Italy's PM Mario Monti speaks at seminar Towards a Joint Future for Europe in Helsinki on Thursday (Photo: Reuters)
08.31 Most investors share Mr Peston's sentiment. A poll conducted by Societe Generale shows that 69pc of its client base think that Mario Draghi will not announce anything substantive today. When asked if the ECB will disappoint, one investor said:
I'm in the camp who thinks Draghi was doing verbal intervention only.
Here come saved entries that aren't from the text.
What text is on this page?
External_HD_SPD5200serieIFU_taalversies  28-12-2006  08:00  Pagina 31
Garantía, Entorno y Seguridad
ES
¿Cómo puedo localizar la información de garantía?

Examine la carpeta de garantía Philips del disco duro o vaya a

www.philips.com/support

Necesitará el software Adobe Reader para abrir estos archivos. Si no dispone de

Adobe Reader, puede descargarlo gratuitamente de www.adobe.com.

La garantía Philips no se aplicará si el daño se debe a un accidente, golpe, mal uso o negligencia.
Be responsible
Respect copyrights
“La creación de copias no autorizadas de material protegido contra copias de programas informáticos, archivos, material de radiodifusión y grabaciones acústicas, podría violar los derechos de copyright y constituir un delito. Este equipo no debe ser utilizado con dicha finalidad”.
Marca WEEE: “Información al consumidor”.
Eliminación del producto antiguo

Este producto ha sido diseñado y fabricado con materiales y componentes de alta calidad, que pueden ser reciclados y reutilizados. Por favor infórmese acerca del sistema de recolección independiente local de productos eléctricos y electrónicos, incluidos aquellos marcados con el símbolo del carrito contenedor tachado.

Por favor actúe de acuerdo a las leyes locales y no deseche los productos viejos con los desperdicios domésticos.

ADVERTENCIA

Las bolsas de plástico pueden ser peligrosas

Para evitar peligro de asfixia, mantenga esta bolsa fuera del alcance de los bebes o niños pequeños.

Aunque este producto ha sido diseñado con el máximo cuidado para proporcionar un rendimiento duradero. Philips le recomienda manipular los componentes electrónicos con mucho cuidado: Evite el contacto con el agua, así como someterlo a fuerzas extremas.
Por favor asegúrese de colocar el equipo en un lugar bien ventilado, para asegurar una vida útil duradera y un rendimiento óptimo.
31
ECB will maybe implement some weak purchases program and some slight rate cuts but no more than that, which will be negative (at best neutral) for EUR. Those expecting a bazooka and a EUR rally will be disappointed.
Another said:
Initially yes in that won't announce anything concrete on bond purchases and markets will sell off on that but think once all the info is assimilated (I expect he will announce the intention to buy bonds in concert with EFSF further down the line but probably contingent on MOU in place) and Q+A is done we will recover some of the losses as expect a much stronger tone from him in Q+A than normally the case. So kind of expecting a decent sell-off first then somewhat of a recovery but prob overall down day for risk assets from immediate pre ECB levels so overall small disappointment but nothing major.
While one client declared:
Always.
08.22 Robert Peston, the BBC's business editor, has been speaking on Radio 4's Today programme, where he has compared Mr Draghi's comments in London last week to Dirty Harry warning short sellers to "go ahead punk, make my day - because I can make your life very hard".
But he adds that unlike Dirty Harry, Mr Draghi doesn't have the biggest gun - that's reserved for Germany, which has made clear on several occasions that it doesn't like "the idea of spending unlimited sums propping up Italian and Spanish governments".
He predicts that the ECB will disappoint today, with "months of uncertainty" to come as the eurozone "lurch[es] from crisis to crisis".
Mario Draghi may be like Dirty Harry, but he doesn't have the biggest gun, according to the BBC's buisness editor Robert Peston (Photo: Rex)
08.10 But what exactly can the ECB do? Quite a lot, says Angela Monaghan, who walks us through the central bank's options to "save the euro". Top of the list? Buying Spanish and Italian debt:
The ECB might opt to expand its Securities Markets Programme, which allows the central bank to buy distressed government bonds. The Bank has in the past bought a total of around €210bn of bonds in Greece, Portugal and Ireland, and later Spain and Italy. Economists believe that any further purchases would have to be on a far bigger scale to make an impact on Spanish and Italian bonds markets and bring borrowing costs down. Rather than limiting the programme, they say, the ECB would have to make it unlimited and permanent. Germany has long-opposed the SMP, but it hasn’t stopped the Bank in the past.
However, there is a sense that the ECB will only be prepared to intervene in a specific sovereign bond market at this point if that sovereign has first appealed for aid from the region’s rescue fund. Spain has so far resisted such a move for fear of repercussions. This could prove a major stumbling block. Nonetheless, the ECB could always announce its willingness to act should countries satisfy that condition.
08.05 So will he, or won't he? After vowing last week to do "whatever it takes to preserve the euro," traders, economists, and journalists alike will be hanging on to every word uttered by Mario Draghi at his European Central Bank (ECB) press conference today to see if he puts his money where his mouth is.
08.00 Good morning and welcome back to our live coverage of the European debt crisis.